On 5/23/11 2:38 PM, Ingo Molnar wrote:
* Sasha Levin<[email protected]>  wrote:

@@ -511,7 +515,13 @@ int kvm_cmd_run(int argc, const char **argv, const char 
*prefix)
        kvm->nrcpus = nrcpus;

        memset(real_cmdline, 0, sizeof(real_cmdline));
-       strcpy(real_cmdline, "notsc noapic noacpi pci=conf1 console=ttyS0 
earlyprintk=serial");
+       strcpy(real_cmdline, "notsc noapic noacpi pci=conf1");
+       if (vnc) {
+               strcat(real_cmdline, " video=vesafb console=tty0");
+               vidmode = 0x312;
+       } else {
+               strcat(real_cmdline, " console=ttyS0 earlyprintk=serial");
+       }
Hm, i think all the kernel parameter handling code wants to move into driver
specific routines as well. Something like:

        serial_init(kvm, real_cmdline);

where serial_init() would append to real_cmdline if needed.

This removes a bit of serial-driver specific knowledge from kvm-run.c.

Same goes for the VESA driver and the above video mode flag logic.

@@ -597,6 +607,9 @@ int kvm_cmd_run(int argc, const char **argv, const char 
*prefix)

        kvm__init_ram(kvm);

+       if (vnc)
+               vesa__init(kvm);
Shouldnt vesa__init() itself know about whether it's active (i.e. the 'vnc'
flag is set) and return early if it's not set?

That way this could become more encapsulated and self-sufficient:

        vesa__init(kvm);

With no VESA driver specific state exposed to the generic kvm_cmd_run()
function.

Ideally kvm_cmd_run() hould just be a series of:

        serial_init(kvm, real_cmdline);
        vesa_init(kvm, real_cmdline);
        ...

initialization routines.
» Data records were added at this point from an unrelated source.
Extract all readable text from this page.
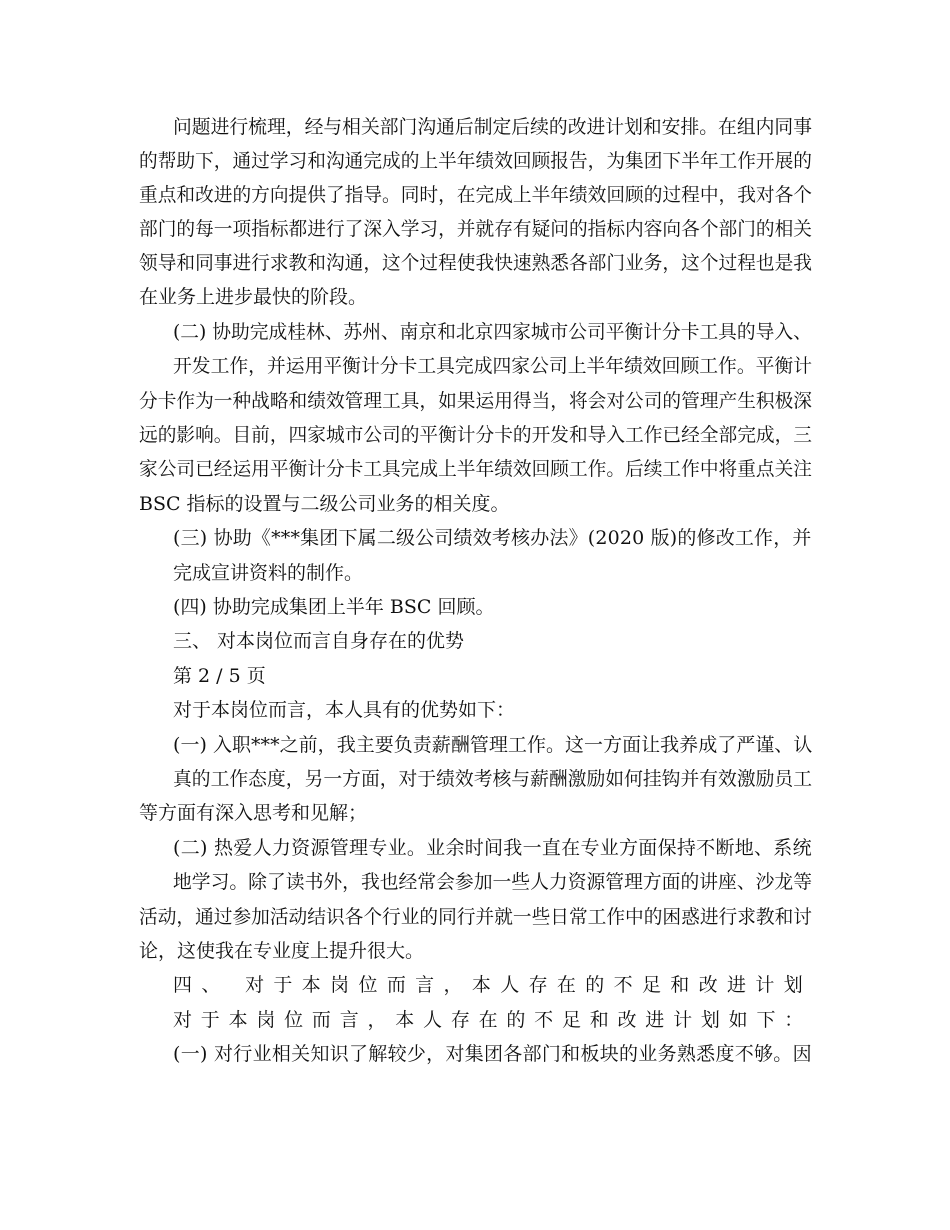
问题进行梳理，经与相关部门沟通后制定后续的改进计划和安排。在组内同事
的帮助下，通过学习和沟通完成的上半年绩效回顾报告，为集团下半年工作开展的
重点和改进的方向提供了指导。同时，在完成上半年绩效回顾的过程中，我对各个
部门的每一项指标都进行了深入学习，并就存有疑问的指标内容向各个部门的相关
领导和同事进行求教和沟通，这个过程使我快速熟悉各部门业务，这个过程也是我
在业务上进步最快的阶段。
(二) 协助完成桂林、苏州、南京和北京四家城市公司平衡计分卡工具的导入、
开发工作，并运用平衡计分卡工具完成四家公司上半年绩效回顾工作。平衡计
分卡作为一种战略和绩效管理工具，如果运用得当，将会对公司的管理产生积极深
远的影响。目前，四家城市公司的平衡计分卡的开发和导入工作已经全部完成，三
家公司已经运用平衡计分卡工具完成上半年绩效回顾工作。后续工作中将重点关注
BSC 指标的设置与二级公司业务的相关度。
(三) 协助《***集团下属二级公司绩效考核办法》(2020 版)的修改工作，并
完成宣讲资料的制作。
(四) 协助完成集团上半年 BSC 回顾。
三、 对本岗位而言自身存在的优势
第 2 / 5 页
对于本岗位而言，本人具有的优势如下：
(一) 入职***之前，我主要负责薪酬管理工作。这一方面让我养成了严谨、认
真的工作态度，另一方面，对于绩效考核与薪酬激励如何挂钩并有效激励员工
等方面有深入思考和见解；
(二) 热爱人力资源管理专业。业余时间我一直在专业方面保持不断地、系统
地学习。除了读书外，我也经常会参加一些人力资源管理方面的讲座、沙龙等
活动，通过参加活动结识各个行业的同行并就一些日常工作中的困惑进行求教和讨
论，这使我在专业度上提升很大。
四、 对于本岗位而言，本人存在的不足和改进计划
对于本岗位而言，本人存在的不足和改进计划如下：
(一) 对行业相关知识了解较少，对集团各部门和板块的业务熟悉度不够。因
Later on even this could be removed: using section
tricks we can put init functions into a section and drivers could register
their init function like initcall(func) functions are registered within the
kernel. kvm_cmd_run() could thus iterate over that (build time constructed)
section like this:

extern initcall_t __initcall_start[], __initcall_end[], __early_initcall_end[];

static void __init do_initcalls(void)
{
         initcall_t *fn;

         for (fn = __early_initcall_end; fn<  __initcall_end; fn++)
                 do_one_initcall(*fn);
}

and would not actually have *any* knowledge about what drivers were built in.

Currently it's fine to initialize everything explicitly - but this would be the
long term model to work towards ...

Prasad, didn't you have patches to do exactly that?